In late 2017, the Kata Containers* project was announced. This project is in development now and is part of an emerging group of technologies based around the concept of wrapping container workloads in extremely lightweight virtual machines (VMs). These technologies combine the speed and flexibility of containers with the isolation and security of VMs, making them ideal candidates for busy multitenant deployments.
Meanwhile in the network function virtualization (NFV) space, containerization is proving to be an interesting alternative to full-function VMs for virtual network functions (VNFs).
These areas are combining at a fortuitous time. This article introduces the idea of lightweight virtualized containers for NFV usage, explaining how they fit into existing container technology. It also describes how integrating NFV-friendly technologies like the Data Plane Development Kit (DPDK) and Vector Packet Processing (VPP) is not too heavy of a lift for NFV developers and operators.
Demystifying Container Management
The Kata Containers project descends from two other successful virtualized container projects: Intel® Clear Containers and Hyper.sh* container runtime, runv. Launched under the governance of the OpenStack* Foundation, the project takes the best parts of both projects as well as contributions from those who want to pitch in to make the best hypervisor-driven container workload driver stack. The project is currently in development, with the first release anticipated in the first half of 2018. For now (as of this writing), if you'd like to experiment with lightweight virtualized container workloads, we recommend trying out an existing runtime, for example, Intel Clear Containers.
Let's take a look at the components of a container management system, because the parts, especially what's called a runtime, can be a bit overwhelming in the face of rapid development and change. The diagram in Figure 1 comes from the Intel Clear Containers project. We'll reference it as we work through the various generic components.
Figure 1. Components of one container system (Docker* and Intel® Clear Containers).

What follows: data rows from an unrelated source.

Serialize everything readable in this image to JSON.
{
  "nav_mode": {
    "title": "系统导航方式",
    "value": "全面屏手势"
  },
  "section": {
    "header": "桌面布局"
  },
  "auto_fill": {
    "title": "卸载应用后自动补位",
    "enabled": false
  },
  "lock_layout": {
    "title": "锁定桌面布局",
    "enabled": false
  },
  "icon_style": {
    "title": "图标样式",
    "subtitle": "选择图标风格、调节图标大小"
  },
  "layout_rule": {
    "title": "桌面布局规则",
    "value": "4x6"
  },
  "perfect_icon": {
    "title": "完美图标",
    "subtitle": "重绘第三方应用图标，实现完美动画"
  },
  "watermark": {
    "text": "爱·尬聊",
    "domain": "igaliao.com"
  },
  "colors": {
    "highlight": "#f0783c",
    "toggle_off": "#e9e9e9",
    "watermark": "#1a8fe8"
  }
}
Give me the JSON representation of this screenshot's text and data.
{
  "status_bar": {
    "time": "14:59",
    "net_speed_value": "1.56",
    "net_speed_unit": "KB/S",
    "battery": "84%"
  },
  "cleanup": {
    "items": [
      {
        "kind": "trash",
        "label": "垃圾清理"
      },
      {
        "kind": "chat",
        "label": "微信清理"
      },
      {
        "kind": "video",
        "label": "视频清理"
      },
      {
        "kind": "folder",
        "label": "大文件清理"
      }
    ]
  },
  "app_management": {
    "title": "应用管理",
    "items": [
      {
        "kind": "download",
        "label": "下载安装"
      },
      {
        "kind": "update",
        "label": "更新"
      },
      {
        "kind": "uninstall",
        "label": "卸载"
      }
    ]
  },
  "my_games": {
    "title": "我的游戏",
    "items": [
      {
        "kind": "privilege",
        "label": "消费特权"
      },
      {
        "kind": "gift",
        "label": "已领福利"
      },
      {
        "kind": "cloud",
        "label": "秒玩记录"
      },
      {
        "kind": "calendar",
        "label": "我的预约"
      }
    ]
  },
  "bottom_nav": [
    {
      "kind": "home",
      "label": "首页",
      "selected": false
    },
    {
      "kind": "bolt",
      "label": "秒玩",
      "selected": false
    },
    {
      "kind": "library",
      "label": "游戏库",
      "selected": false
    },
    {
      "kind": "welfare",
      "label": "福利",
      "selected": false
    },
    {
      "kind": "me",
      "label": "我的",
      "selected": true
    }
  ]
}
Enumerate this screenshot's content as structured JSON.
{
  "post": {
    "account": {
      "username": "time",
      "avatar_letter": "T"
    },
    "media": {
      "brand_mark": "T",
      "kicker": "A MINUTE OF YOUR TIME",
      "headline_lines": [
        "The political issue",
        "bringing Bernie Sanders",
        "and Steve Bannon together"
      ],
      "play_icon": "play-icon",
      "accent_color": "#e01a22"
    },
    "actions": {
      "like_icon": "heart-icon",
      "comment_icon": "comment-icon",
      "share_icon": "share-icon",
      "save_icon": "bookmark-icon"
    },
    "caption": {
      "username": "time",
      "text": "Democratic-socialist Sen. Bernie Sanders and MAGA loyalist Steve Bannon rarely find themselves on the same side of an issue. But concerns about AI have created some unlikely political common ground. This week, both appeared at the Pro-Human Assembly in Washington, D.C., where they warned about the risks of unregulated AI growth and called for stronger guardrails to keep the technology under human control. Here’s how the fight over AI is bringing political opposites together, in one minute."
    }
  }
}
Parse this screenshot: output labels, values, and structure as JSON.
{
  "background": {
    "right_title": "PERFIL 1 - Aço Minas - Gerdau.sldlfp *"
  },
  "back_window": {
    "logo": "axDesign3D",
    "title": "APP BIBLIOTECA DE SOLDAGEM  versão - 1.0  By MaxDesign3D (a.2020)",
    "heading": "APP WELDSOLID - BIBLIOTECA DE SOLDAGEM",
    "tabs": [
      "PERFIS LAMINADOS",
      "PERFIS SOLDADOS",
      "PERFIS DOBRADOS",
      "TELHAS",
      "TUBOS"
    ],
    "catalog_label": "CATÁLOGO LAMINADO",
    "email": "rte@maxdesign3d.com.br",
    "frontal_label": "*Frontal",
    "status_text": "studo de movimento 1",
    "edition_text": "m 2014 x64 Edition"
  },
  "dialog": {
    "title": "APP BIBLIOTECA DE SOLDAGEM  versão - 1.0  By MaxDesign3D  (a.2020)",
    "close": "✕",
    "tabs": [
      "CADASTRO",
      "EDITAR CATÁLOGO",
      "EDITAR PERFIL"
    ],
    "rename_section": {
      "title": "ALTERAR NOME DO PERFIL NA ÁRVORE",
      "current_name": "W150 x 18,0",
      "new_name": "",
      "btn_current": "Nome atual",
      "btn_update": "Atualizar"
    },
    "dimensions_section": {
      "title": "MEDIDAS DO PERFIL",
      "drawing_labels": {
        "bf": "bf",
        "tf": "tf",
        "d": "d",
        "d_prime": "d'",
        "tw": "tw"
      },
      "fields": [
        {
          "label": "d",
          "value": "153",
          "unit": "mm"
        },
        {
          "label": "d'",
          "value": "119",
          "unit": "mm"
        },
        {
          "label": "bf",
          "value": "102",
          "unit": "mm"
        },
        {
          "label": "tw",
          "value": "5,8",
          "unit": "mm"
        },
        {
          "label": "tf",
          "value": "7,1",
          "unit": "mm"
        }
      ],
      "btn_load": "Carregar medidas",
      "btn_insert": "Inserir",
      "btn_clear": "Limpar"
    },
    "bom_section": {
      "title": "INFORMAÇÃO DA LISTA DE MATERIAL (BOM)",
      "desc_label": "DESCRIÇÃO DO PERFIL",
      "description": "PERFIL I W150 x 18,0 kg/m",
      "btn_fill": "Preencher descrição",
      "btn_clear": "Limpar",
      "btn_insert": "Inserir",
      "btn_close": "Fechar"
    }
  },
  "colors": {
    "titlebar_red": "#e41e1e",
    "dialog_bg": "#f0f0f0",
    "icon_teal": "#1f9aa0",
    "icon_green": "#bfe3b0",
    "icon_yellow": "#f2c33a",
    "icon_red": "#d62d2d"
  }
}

The Components of Container Management
The OCI specifications
Before we get into the actual components, it is important to understand the Open Container Initiative (OCI) specifications, which all of the projects under discussion adhere to. There are two major specifications: runtime and image.
The image specification is the easiest one to understand. It defines how to package and distribute a container image that runs a specific workload. Whenever you use
docker pull to fetch a container image from the Internet or even from a local container image registry, you are likely fetching an OCI-compliant image. The key takeaway is that OCI container images should run via OCI-compliant runtimes regardless of the underlying container technology.
The runtime specification takes a bit more explanation. It does not specify the API or command set that is used to launch and manage containers. That is the province of the container management system, such as Docker*, or CRI-O (more about this later). It also doesn't specify the technology used to launch container workloads, such as Linux* cgroups or Virtual Machine Managers (VMMs). What it does specify is the characteristics of a runtime as a program that launches and destroys containers, independent of either operating system or hardware. A working implementation of this system was provided to the OCI by Docker, in the form of runc.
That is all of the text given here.